O que se está a passar no Sri Lanka pode ser o detonador para outros pontos do mundo. Uma inflação de 54 por cento num país paupérrimo e uma revolta popular que invade e manieta os meios do Estado porque não há dinheiro no bolso para comprar o básico.
Se a Europa pensa, sobretudo os poderes instituídos, que está vacinada contra a contestação social nas ruas pelos mesmos motivos, está muito enganada.
Os efeitos devastadores da invasão russa da Ucrânia são ainda embrionários, apesar de a crise já se fazer sentir. A carestia é o destino certo se não se chegar rapidamente a uma solução de paz. E é visível que a recessão na Alemanha, que é a casa das máquinas da economia europeia, é grave e acrescenta ecos sombrios aos dias que vivemos.
Portugal está, aparentemente, numa bolha artificial e rara de uma confortável maioria absoluta que dá estabilidade política ao Governo, mas que está longe de ser um muro indestrutível se acontecer uma tempestade perfeita conjugando diversos factores.
Ora, caos no Serviço Nacional de Saúde, preço da gasolina elevado, bens de consumo a galopar nos preços e ainda uma descoordenação na acção executiva como a protagonizada por Pedro Nuno Santos, não são bons sinais de saúde política e contribuem para a deterioração e desgaste da dita maioria absoluta.
E agora três dias com o país a arder de norte a sul, desmontam e desmistificam o propalado reforço dos meios de prevenção e defesa do ministro da Administração Interna.
O calor e o vento não explicam nem são desculpas para imagens tão dilacerantes. A comunidade não pode estar em sobressalto cada vez que as temperaturas sobem, pois estudos científicos têm revelado que teremos muitos mais dias por ano de calor intenso.
Não interessa se são as alterações climáticas, são apenas factos e não teorias da conspiração. Logo, as populações têm de voltar a cimentar uma percepção de confiança, no sentido de as suas vidas e bens estarem em segurança contra qualquer fogo.
O Governo tem de apresentar uma estratégia de coesão territorial que tenha em conta o interior e que evite que se expandam mais áreas desertificadas ou se cresça para um inusitado monopólio do eucalipto.

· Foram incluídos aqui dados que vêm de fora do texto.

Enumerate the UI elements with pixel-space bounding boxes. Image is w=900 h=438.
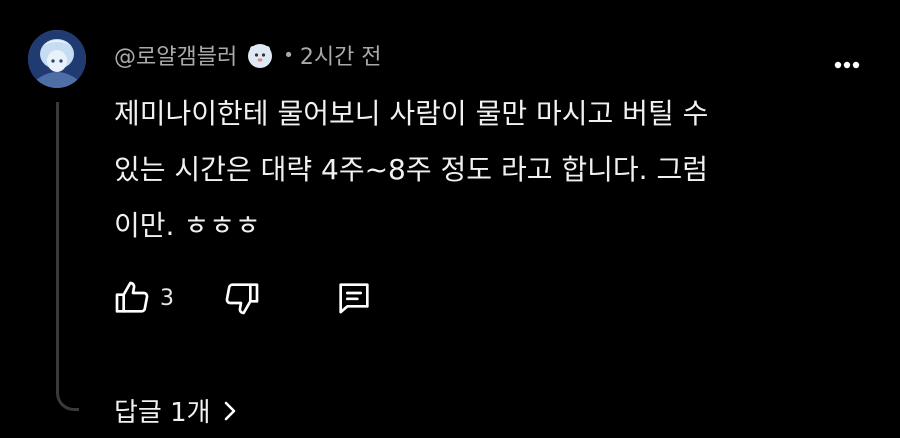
- member-badge-icon: [245, 40, 275, 70]
- like-button[interactable]: 3: [112, 278, 174, 318]
- avatar[interactable]: [28, 30, 86, 88]
- thumbs-down-icon[interactable]: [222, 278, 262, 318]
- chevron-right-icon: [221, 399, 239, 421]
- author-name[interactable]: @로얄갬블러: [114, 39, 237, 71]
- comment-text: 제미나이한테 물어보니 사람이 물만 마시고 버틸 수 있는 시간은 대략 4주…: [114, 97, 709, 242]
- thread-connector-line: [56, 102, 79, 411]
- replies-toggle-button[interactable]: 답글 1개: [114, 390, 239, 430]
- replies-label: 답글 1개: [114, 397, 211, 428]
- comment-actions: 3: [112, 276, 374, 320]
- comment-meta: @로얄갬블러 • 2시간 전: [114, 38, 382, 72]
- thumbs-up-icon[interactable]: [112, 278, 152, 318]
- comment-timestamp[interactable]: 2시간 전: [300, 39, 382, 71]
- like-count: 3: [160, 285, 174, 311]
- more-dots-icon[interactable]: [834, 54, 860, 69]
- comment-icon[interactable]: [334, 278, 374, 318]
- meta-separator: •: [283, 44, 294, 66]
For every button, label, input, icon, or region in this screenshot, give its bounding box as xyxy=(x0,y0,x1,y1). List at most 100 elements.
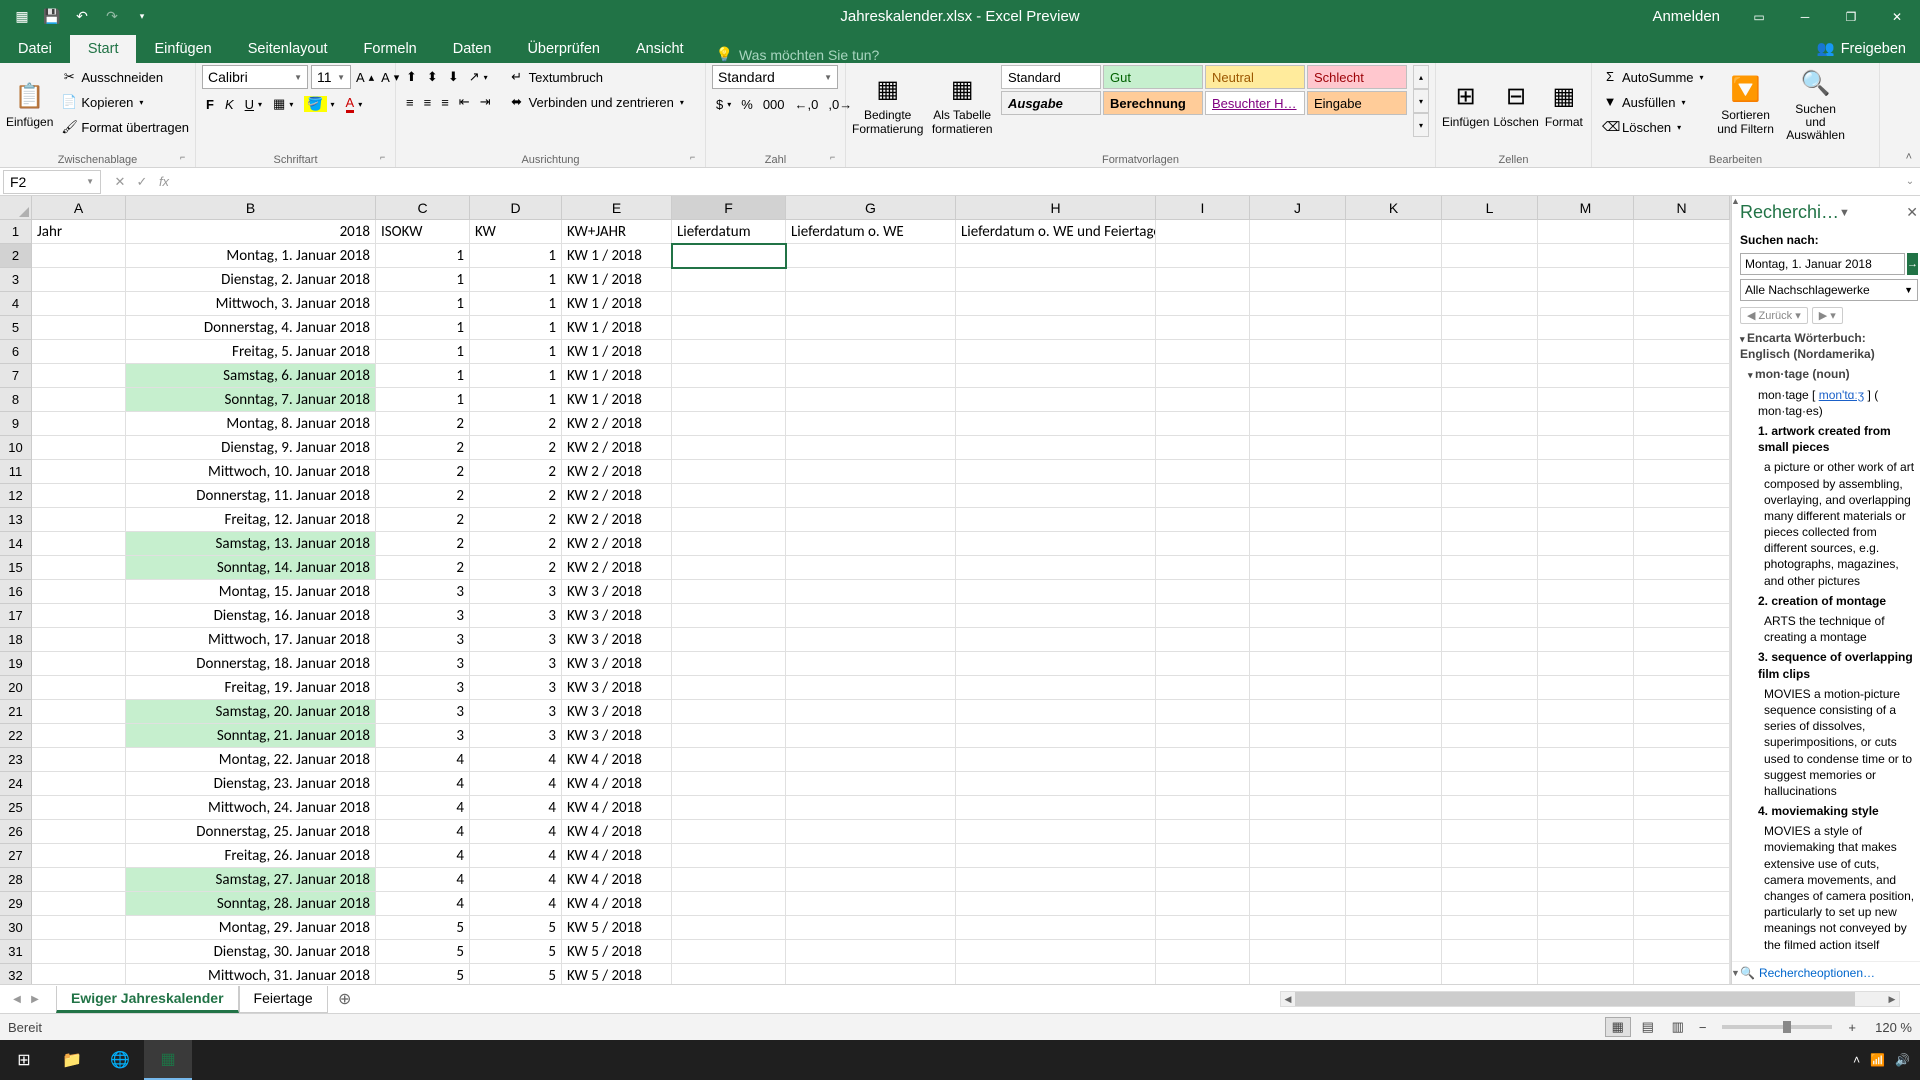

E para lá dos meios de prevenção e combate serem reforçados, teremos de ter a coragem de cortar as mãos (em sentido figurado) criminosas responsáveis por centenas de ignições. Isso só será possível com uma reforma da Justiça (tão urgente e necessária), que terá de contemplar um agravamento penal para quem ateia os fogos sem qualquer compaixão pela natureza, pelas pessoas, seus bens e animais. Um incendiário é um vil criminoso, não tem regeneração possível.
Com 100 dias de Governo, e o debate do Estado da Nação na próxima semana, sente-se que a equipa de António Costa vai passar por uma série de atribulações que uma maioria absoluta não antevia. Serão tempos muito difíceis e o melhor antídoto contra eles, reforço, é uma incessante busca por uma solução de paz na Ucrânia. A origem actual dos males do mundo vem dali.
O autor escreve de acordo com a antiga ortografia.